„Mit Blick auf das Jahr 2026 wird Resilienz die entscheidende Komponente für erfolgreiches Investieren bleiben. In einem Umfeld, das von anhaltender makroökonomischer Unsicherheit und geopolitischen Spannungen geprägt ist, werden ein gleichmäßiges Investitionstempo, ein umsichtiges Risikomanagement und der Fokus auf langfristige Wertschöpfung von entscheidender Bedeutung sein“, schreibt Rode im aktuellen Schroders Capital Private Markets Investment Outlook.

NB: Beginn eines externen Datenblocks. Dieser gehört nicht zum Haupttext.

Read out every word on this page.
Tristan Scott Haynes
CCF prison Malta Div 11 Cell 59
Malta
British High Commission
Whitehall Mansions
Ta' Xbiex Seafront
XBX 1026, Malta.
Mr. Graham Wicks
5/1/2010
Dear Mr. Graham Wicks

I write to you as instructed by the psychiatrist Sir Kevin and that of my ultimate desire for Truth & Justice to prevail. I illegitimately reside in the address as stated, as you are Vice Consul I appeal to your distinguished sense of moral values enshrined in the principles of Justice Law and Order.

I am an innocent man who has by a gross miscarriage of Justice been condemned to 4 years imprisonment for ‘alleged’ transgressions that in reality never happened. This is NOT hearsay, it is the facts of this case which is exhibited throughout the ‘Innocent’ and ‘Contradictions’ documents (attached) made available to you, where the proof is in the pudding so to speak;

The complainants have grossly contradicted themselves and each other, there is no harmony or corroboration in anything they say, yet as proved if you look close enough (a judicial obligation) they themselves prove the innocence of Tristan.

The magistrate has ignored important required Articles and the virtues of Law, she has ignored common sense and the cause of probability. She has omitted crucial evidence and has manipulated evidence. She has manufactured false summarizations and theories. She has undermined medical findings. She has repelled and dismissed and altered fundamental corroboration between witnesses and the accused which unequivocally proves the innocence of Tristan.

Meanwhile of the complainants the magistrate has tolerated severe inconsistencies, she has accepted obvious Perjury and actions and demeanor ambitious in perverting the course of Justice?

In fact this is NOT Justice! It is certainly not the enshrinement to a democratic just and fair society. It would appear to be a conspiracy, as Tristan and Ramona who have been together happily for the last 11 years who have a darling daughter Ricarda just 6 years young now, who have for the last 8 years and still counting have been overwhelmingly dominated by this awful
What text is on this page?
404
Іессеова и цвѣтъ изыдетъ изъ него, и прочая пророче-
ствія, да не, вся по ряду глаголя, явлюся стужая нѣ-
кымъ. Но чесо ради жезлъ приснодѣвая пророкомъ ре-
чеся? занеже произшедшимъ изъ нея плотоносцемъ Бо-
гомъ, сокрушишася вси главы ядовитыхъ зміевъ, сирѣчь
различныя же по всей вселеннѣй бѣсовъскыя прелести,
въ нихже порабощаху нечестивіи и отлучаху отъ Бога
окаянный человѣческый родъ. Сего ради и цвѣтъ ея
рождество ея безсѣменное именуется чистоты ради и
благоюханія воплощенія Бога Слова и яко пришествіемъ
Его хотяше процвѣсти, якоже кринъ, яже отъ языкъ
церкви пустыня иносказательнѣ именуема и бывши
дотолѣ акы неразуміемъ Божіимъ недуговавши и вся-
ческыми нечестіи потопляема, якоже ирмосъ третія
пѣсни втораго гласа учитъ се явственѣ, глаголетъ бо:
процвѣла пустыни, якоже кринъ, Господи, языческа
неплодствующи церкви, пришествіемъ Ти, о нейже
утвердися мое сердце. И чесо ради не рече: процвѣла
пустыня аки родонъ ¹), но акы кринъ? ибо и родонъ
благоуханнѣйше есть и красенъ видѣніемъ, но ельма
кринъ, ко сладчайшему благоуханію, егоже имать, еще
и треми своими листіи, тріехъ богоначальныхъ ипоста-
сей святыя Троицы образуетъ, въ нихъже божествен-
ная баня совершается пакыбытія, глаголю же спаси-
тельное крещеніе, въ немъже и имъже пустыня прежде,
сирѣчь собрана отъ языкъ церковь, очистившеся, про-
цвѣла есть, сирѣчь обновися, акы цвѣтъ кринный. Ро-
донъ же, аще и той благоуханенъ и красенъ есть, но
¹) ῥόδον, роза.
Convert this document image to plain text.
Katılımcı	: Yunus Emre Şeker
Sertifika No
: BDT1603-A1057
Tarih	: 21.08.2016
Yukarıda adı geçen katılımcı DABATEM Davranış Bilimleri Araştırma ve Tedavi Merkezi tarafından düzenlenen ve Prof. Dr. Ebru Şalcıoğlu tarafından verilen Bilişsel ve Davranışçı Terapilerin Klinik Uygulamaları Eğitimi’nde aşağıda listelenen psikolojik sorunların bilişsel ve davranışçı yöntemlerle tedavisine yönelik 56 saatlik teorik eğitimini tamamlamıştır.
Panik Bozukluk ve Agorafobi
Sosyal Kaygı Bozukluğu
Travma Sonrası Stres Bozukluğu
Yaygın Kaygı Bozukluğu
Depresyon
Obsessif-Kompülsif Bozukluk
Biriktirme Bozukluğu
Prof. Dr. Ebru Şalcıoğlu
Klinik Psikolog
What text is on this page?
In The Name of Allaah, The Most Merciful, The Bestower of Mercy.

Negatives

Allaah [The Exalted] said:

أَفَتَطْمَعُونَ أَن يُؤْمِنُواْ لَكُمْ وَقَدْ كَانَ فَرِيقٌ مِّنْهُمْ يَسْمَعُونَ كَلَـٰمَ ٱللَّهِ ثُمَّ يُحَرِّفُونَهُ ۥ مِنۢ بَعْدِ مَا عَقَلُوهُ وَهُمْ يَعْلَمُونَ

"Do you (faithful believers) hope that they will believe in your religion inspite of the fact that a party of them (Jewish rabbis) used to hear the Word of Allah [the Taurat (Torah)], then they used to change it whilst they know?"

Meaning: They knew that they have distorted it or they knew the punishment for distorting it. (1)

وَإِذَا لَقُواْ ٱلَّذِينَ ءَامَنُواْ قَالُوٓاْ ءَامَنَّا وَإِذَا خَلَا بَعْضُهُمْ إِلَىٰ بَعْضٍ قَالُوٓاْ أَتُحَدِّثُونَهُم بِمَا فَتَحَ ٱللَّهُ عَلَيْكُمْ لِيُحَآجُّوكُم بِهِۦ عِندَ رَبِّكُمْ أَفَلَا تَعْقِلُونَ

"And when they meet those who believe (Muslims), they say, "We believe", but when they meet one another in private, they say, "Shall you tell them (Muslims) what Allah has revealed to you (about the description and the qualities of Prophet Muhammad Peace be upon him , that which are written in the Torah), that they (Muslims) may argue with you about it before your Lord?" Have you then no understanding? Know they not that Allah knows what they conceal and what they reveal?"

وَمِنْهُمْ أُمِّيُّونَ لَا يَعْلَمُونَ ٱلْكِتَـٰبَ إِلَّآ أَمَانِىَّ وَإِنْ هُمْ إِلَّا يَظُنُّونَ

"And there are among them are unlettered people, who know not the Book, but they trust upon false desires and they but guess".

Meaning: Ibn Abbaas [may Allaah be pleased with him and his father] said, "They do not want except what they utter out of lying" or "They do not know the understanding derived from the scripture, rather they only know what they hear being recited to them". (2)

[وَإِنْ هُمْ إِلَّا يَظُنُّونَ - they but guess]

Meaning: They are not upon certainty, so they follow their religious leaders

Demnach befindet sich Private Equity „nach wie vor in einer Phase der Neukalibrierung“, wobei Fundraising, Deal-Aktivitäten und Exits nach noch immer unter dem Niveau von vor 2022 liegen. Dieses Umfeld führe zu Preisverwerfungen und weniger Wettbewerb, insbesondere in weniger effizienten Segmenten, in denen Kapital knapp ist.
„Wir sehen Chancen in Strategien, die lokale Champions unterstützen, transformatives Wachstum vorantreiben und multipolare Innovationen nutzen. Kleine und mittlere Buyouts, Fortführungsvehikel und selektive Venture-Capital-Investitionen in der Frühphase sind besonders gut positioniert, um Wertpotenziale zu erschließen, wenn sich die Märkte anpassen – und wenn Active Ownership zu einem noch wichtigeren Renditetreiber wird“, so Rode.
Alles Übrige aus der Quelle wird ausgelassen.